I’ll list the flyers alphabetically as for Saturday, and mention interesting happenings as they occur to me. Sam Delong had a Sunday that was a lot more athletic than he imagined when he got up that morning. He flew his beautiful scratch-built Warthog on a CTI J140w, and the rocket did what all rockets with marginal thrust/weight ratios do upon take-off: It wandered around during the burn, going this way and that until the airspeed finally was able to stabilize the flight path. Unfortunately, the flight path was almost due north at that point, and the rocket ended up deep in the woods. Sam and I carried the lineman’s pole back into the underbrush for about 100 yards until the GPS unit carried us directly to the trees that held the Warthog. Fin section, electronics bay, and nose cone were arranged almost horizontally, about 60 feet above the ground. We hiked back out of the woods and Sam went looking for ladders and eventually chain saws. As sunset approached, Sam crawled back out of the woods with the rocket, about 50 fire-ant stings, blackthorn scratches, and about a million mosquito bites. When Sam gets his teeth into a project, he just does NOT give up.
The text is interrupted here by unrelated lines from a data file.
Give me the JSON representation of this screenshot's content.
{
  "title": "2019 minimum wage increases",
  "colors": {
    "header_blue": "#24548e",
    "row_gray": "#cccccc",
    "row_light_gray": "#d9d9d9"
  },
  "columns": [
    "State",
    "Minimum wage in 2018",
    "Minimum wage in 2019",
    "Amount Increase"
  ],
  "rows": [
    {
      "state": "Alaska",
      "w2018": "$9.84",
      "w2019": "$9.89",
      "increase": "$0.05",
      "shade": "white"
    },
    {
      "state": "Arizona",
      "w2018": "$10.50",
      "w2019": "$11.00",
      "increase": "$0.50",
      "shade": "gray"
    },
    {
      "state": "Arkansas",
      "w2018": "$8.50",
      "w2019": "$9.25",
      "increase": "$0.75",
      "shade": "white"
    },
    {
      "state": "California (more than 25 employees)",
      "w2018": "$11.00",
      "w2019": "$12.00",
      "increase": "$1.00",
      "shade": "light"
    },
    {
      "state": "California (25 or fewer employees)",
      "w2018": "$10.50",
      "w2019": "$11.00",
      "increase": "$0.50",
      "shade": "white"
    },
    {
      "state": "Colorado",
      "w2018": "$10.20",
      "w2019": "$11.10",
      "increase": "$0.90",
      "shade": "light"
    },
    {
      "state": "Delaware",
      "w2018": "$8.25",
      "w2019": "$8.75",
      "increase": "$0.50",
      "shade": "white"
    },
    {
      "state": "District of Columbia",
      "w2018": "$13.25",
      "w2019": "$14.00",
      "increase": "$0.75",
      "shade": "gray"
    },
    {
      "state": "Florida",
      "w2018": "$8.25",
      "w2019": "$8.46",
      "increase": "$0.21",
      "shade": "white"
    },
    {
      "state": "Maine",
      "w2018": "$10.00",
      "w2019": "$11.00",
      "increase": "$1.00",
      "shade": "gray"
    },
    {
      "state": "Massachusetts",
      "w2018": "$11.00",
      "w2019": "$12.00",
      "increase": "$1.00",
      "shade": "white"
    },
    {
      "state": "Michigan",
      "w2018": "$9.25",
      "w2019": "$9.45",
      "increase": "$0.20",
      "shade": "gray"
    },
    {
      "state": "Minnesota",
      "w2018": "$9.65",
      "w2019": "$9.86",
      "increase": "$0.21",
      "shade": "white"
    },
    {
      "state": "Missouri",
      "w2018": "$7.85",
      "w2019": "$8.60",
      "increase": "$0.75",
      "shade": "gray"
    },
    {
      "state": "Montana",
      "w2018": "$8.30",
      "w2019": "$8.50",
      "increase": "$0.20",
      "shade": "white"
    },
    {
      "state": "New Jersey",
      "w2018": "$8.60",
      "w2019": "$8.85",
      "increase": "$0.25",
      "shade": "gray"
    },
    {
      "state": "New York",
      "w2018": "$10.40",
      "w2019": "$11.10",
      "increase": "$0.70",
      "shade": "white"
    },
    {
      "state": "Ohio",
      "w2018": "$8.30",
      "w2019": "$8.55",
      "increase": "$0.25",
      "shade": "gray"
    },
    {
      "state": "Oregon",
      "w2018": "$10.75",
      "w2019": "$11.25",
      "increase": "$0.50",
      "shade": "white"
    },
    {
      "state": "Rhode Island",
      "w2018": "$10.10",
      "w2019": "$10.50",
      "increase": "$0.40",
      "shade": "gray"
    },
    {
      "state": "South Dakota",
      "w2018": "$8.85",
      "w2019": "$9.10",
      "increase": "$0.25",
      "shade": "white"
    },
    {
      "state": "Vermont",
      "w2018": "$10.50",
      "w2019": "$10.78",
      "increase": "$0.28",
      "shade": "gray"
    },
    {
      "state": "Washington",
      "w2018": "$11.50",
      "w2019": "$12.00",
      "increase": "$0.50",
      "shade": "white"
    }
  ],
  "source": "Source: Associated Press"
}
Trevor Elliott, who is the academic advisor for the UT-Chattanooga rocket team, was also trying to get NAR level 2 certified this weekend, and aced the written part on Saturday, as did Mark Hartmann. The NAR written test is a lot more detailed and involved than the TRA L2 test, and this is the first time I have administered the test and had anybody score 100%. On Saturday we had two perfect test results. However, Trevor’s L2 flight was not a success, with some airframe damage and structural bulkhead damage that could not be repaired.
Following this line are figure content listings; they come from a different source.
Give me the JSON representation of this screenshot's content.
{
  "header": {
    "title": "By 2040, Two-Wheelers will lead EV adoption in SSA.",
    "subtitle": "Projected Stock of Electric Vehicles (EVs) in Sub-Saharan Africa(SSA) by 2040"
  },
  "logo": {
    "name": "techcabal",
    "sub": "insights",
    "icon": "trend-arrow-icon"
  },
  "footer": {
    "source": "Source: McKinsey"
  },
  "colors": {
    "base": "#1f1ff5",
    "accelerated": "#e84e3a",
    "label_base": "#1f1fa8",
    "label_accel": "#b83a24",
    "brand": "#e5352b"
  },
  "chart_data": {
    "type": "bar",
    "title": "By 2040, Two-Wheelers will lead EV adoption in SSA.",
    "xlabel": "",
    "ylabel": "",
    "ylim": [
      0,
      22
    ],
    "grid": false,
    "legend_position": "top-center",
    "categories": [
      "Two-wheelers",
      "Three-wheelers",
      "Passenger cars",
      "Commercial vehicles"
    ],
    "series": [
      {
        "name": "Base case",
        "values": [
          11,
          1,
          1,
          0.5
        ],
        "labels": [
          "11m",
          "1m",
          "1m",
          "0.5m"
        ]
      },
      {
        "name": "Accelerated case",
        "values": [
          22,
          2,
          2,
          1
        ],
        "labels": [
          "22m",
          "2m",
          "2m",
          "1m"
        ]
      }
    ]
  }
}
Dan Fritsch was back on Sunday to make three more flights. The Sport-X flew on a Loki H125ct motor, his LOC Iris had its structural integrity tested with the violent AT H339N motor, and a new rocket, the LOC Goblin Extended on an AT I140W. All flights were right on the money. Joe Hill and Jim Livingston were planning a big flight in Joe’s Carbon GTR making use of one of Jim’s long 54mm homemade K560 motors made from Jim’s white-smoke formula. Joe fretted about the clouds and the wind direction all day, and finally decided to let the Carbon GTR go for a wild ride. As it turned out, the rocket ended up a long way away from where everybody was concerned that it might end up. When the Marshall transmitter and the Walston receiver finally located the rocket it was almost 1.5 miles away to the east, and the main parachute had never been deployed, so it landed hard. Very, very strange.
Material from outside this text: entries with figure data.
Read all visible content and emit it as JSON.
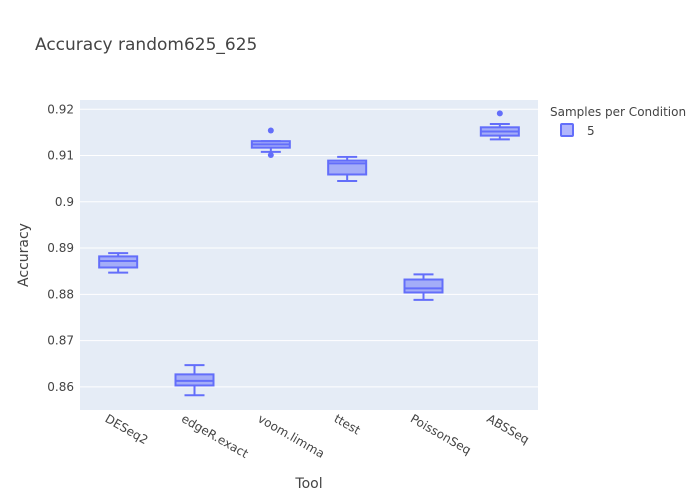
{
  "chart_data": {
    "type": "box",
    "title": "Accuracy random625_625",
    "xlabel": "Tool",
    "ylabel": "Accuracy",
    "categories": [
      "DESeq2",
      "edgeR.exact",
      "voom.limma",
      "ttest",
      "PoissonSeq",
      "ABSSeq"
    ],
    "ylim": [
      0.855,
      0.922
    ],
    "yticks": [
      0.86,
      0.87,
      0.88,
      0.89,
      0.9,
      0.91,
      0.92
    ],
    "ytick_labels": [
      "0.86",
      "0.87",
      "0.88",
      "0.89",
      "0.9",
      "0.91",
      "0.92"
    ],
    "grid": true,
    "legend": {
      "title": "Samples per Condition",
      "placement": "top-right",
      "entries": [
        "5"
      ]
    },
    "series": [
      {
        "name": "5",
        "color": "#636efa",
        "boxes": [
          {
            "category": "DESeq2",
            "min": 0.8847,
            "q1": 0.8858,
            "median": 0.8872,
            "q3": 0.8882,
            "max": 0.8889,
            "outliers": []
          },
          {
            "category": "edgeR.exact",
            "min": 0.8582,
            "q1": 0.8603,
            "median": 0.8613,
            "q3": 0.8627,
            "max": 0.8647,
            "outliers": []
          },
          {
            "category": "voom.limma",
            "min": 0.9108,
            "q1": 0.9117,
            "median": 0.9124,
            "q3": 0.9131,
            "max": 0.9131,
            "outliers": [
              0.9154,
              0.9101
            ]
          },
          {
            "category": "ttest",
            "min": 0.9045,
            "q1": 0.9059,
            "median": 0.9083,
            "q3": 0.9089,
            "max": 0.9097,
            "outliers": []
          },
          {
            "category": "PoissonSeq",
            "min": 0.8788,
            "q1": 0.8804,
            "median": 0.8813,
            "q3": 0.8832,
            "max": 0.8843,
            "outliers": []
          },
          {
            "category": "ABSSeq",
            "min": 0.9135,
            "q1": 0.9143,
            "median": 0.9152,
            "q3": 0.9161,
            "max": 0.9168,
            "outliers": [
              0.9191
            ]
          }
        ]
      }
    ]
  }
}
Robbie Kirk was back for one more flight, the Sky King flew on an AT F40. Mike Ney brought Big Orange back on Sunday to try the airstart thing one more time. This time he used a CTI K780bs in the middle and lit up both J340’s in the airstart. All the parts on that project came home intact. To finish out the Sunday activities, the UT-Chattanooga team flew another, very similar 2 stage minimum-diameter rocket called Big Red. On this occasion, the booster motor was an H53 and the sustainer was an I204. The badly under-powered rocket crept out of the tower and began to hunt around and gyrate around the body axis. When the second stage finally lit up, it was pointing slightly above 45 degrees from horizontal, and headed off to the south. All parts of this rocket were recovered in the same field we used for the launch, so the max altitude was probably around 2000 feet, which was not very close to the predicted 14,285 feet listed on the flight card. This team needs to take a long, hard look at their performance simulation computer program. Any program that would predict that an H53 would be adequate for the booster motor and that 14,000 feet would be attainable for the package needs to be carefully re-examined.
I had a fine time this weekend, and I hope everybody else did, too. I’ll see you back at Bayboro for the weekend of October 27 – 28.